- Born: David Ramsey Foster 24 May 1920 London, England
- Died: 4 June 2010 (aged 90) Brimfield, Massachusetts, US
- Occupation(s): Royal Navy officer Business Executive
- Spouses: ; Glynis Johns ​ ​(m. 1952; div. 1956)​ ; Anne Firth ​ ​(m. 1957, divorced)​ ; Alexandra Chan ​(m. 1996)​
- Children: 2
- Father: Robert Bagley Foster

= David Foster (Royal Navy officer) =

British Royal Navy pilot

David Ramsey Foster, DSO, DSC (24 May 1920 – 4 June 2010) was a British Royal Navy officer and businessman. He was a decorated pilot during World War II and president and chairman of Colgate-Palmolive. He was married to actress Glynis Johns.
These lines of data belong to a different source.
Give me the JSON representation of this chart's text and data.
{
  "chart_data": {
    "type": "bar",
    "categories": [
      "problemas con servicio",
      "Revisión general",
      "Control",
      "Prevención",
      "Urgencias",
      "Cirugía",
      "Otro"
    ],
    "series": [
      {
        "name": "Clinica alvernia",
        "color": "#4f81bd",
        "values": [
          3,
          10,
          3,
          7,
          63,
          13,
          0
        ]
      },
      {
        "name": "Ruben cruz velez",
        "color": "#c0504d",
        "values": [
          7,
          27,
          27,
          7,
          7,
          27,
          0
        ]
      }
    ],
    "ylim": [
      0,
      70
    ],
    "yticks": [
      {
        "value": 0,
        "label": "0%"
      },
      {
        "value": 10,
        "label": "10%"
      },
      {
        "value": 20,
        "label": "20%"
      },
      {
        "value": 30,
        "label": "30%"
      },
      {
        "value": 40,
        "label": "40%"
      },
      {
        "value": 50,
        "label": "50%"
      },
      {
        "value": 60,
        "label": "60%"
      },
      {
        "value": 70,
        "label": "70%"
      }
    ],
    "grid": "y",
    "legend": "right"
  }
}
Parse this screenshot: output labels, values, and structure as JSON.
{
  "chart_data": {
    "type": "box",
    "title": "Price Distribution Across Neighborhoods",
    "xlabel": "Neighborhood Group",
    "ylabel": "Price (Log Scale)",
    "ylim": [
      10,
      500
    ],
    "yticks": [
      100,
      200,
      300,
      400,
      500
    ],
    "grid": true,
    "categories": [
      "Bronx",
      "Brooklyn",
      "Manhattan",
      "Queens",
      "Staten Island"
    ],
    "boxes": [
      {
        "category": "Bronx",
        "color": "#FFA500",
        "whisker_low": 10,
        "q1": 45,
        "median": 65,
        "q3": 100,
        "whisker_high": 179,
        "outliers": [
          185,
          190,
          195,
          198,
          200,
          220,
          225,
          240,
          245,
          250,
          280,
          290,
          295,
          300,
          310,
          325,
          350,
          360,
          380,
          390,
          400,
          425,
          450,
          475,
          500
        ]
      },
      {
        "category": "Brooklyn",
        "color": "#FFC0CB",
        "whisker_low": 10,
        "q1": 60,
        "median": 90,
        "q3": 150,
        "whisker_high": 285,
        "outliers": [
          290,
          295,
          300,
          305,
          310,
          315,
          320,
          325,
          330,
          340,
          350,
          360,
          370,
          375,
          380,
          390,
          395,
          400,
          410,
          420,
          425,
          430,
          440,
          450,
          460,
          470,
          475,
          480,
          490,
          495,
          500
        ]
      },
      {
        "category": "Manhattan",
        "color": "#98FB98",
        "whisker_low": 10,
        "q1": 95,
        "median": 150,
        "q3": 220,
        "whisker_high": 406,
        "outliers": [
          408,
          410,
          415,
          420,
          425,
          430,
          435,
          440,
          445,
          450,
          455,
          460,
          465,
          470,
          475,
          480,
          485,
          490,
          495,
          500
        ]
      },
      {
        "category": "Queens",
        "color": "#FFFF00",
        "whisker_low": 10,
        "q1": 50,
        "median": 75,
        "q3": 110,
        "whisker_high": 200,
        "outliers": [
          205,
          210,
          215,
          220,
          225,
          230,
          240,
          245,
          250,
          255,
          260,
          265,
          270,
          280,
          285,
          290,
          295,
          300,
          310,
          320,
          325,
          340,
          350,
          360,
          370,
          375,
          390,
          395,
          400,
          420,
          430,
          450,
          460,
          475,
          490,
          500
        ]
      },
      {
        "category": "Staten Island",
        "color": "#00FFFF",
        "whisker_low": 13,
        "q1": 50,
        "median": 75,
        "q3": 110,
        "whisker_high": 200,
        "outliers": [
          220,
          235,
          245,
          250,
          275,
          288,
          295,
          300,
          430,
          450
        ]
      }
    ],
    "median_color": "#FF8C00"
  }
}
==Early life and education==
David Ramsey Foster was born on 24 May 1920 in London to American parents Robert Bagley Foster, an Olympian swimmer, and Josephine Pontius Foster (née Ramsey). His sister, Phoebe Louise Foster, married Lieutenant Osbert Stephen Boothby, the son of Commander William Osbert Boothby MVO RN, on 21 June 1938.

Foster was educated first at Stowe School and then at Gonville and Caius, Cambridge, where he studied economics and graduated in 1938.

==Career==
Once World War II had come to an end, Lieutenant-Commander David Foster had served in both the Western Desert and the Pacific theatres, and had received both the DSO and DSC and Bar.

Foster joined Colgate-Palmolive after the war. He rose to become president in 1970 and chairman in 1975.

==Personal life==
Foster married three times. On 1 February 1952 in Manhattan, New York, he married actress and divorcee Glynis Johns. They divorced on 17 May 1956 and on 2 August 1957 he married Anne Firth, with whom he had two daughters. Finally, he married Alexandra Chang on 24 May 1996.

He died on 4 June 2010 in Brimfield, Massachusetts.